Interview with Whitequark (embedded dev; uses Rust for it):
Three lines of defense against the specter of allocation:
- First: statically allocate; much harder to mess up.
- Second: Crash on oom! Usually hard abort (need to know how to recover anyway), but sometimes unwind (some Cortex-M devs)
- unwinding isn’t commonly supported here, so unwinding won’t ever be a complete solution.
- Third: actually handle oom.
- fail at a task/request granularity
- all allocations for task are in a pool, so that on failure we free the whole pool; avoid fragmentation
- all allocations in this region of code are handled fallibly, no mixing strategies
Likes try_push, but wants #[deny(infallible_allocation)]
If we do a typed approach, would prefer something generic for library compat.
Fallible allocation is a last resort, and devs are willing to put in work to use it properly.
Interview with Swgillespie (CLR dev, works on the GC; doesn’t use Rust for it)
Need collections for state in GC traces, e.g. stacks in graph traversal.
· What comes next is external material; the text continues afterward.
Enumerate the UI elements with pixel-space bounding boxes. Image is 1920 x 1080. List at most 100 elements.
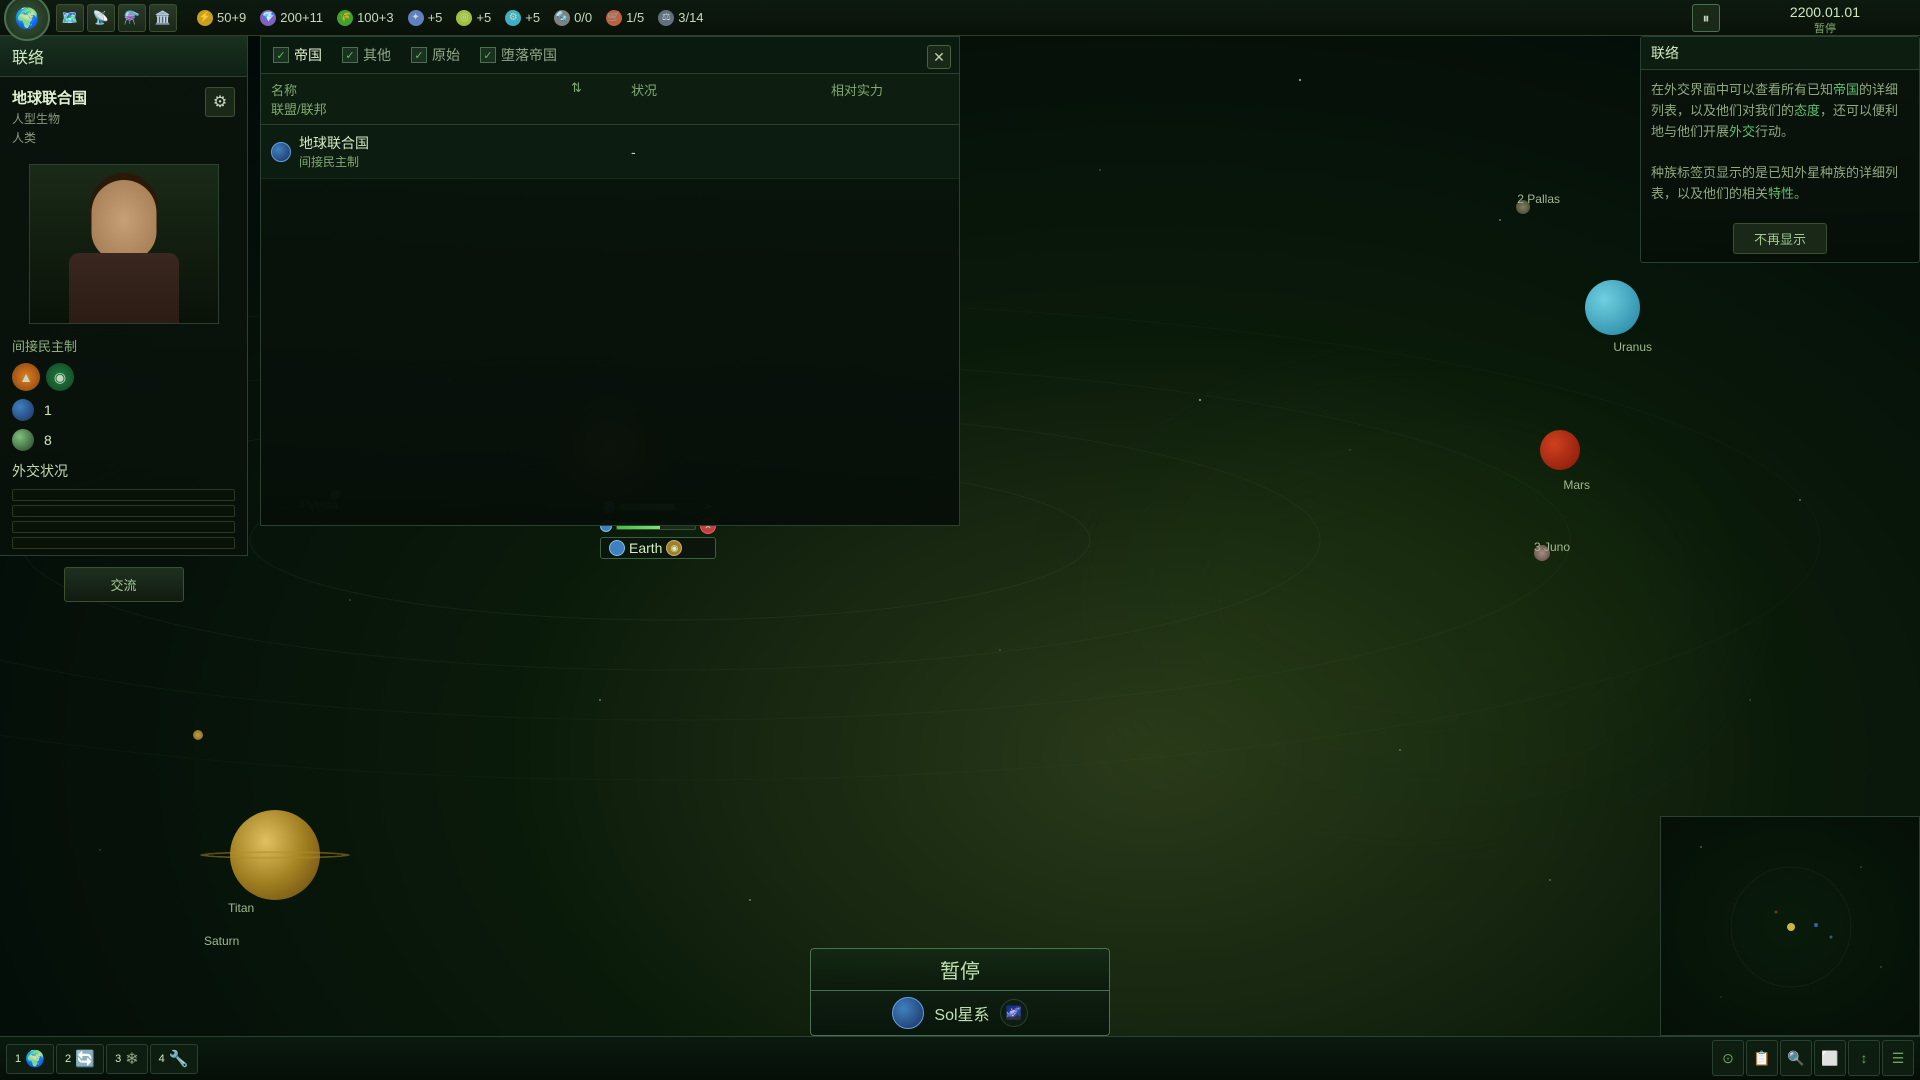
tech-icon: ⚙ [505,10,521,26]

If allocation fails, can try to shrink the stack and retry. OOMing while trying to GC is a bug.
- Uses global allocator (new with std::nothrow)
- Would use
#[deny(infallible_allocations)]
- No preference on typed vs untyped.
- No need for being generic over fallibility (GCs are fairly concretely typed)
- No concern with interop with third-parties
- Lots of bugs from missing spots or failing to check results
Interview with nox (Servo dev; uses Rust for it)
Stylo needs it for Firefox 57, will be forking libstd collections until we provide these APIs.
Code like this which parses a list should be fallible: https://github.com/servo/servo/blob/de0ee6cebfcaad720cd3568b19d2992349c8825c/components/style_traits/values.rs#L251
Style sheet should just come out as “couldn’t parse”/“didn’t load” when this happens.
- Prefers methods to integrate into existing code where desired
- Moving to infallible likely to be incremental, as it’s a big job
- Controls all the relevant libraries
- Doesn’t care about generics
- Would like
#[deny(infallible_allocations)]
, not super important though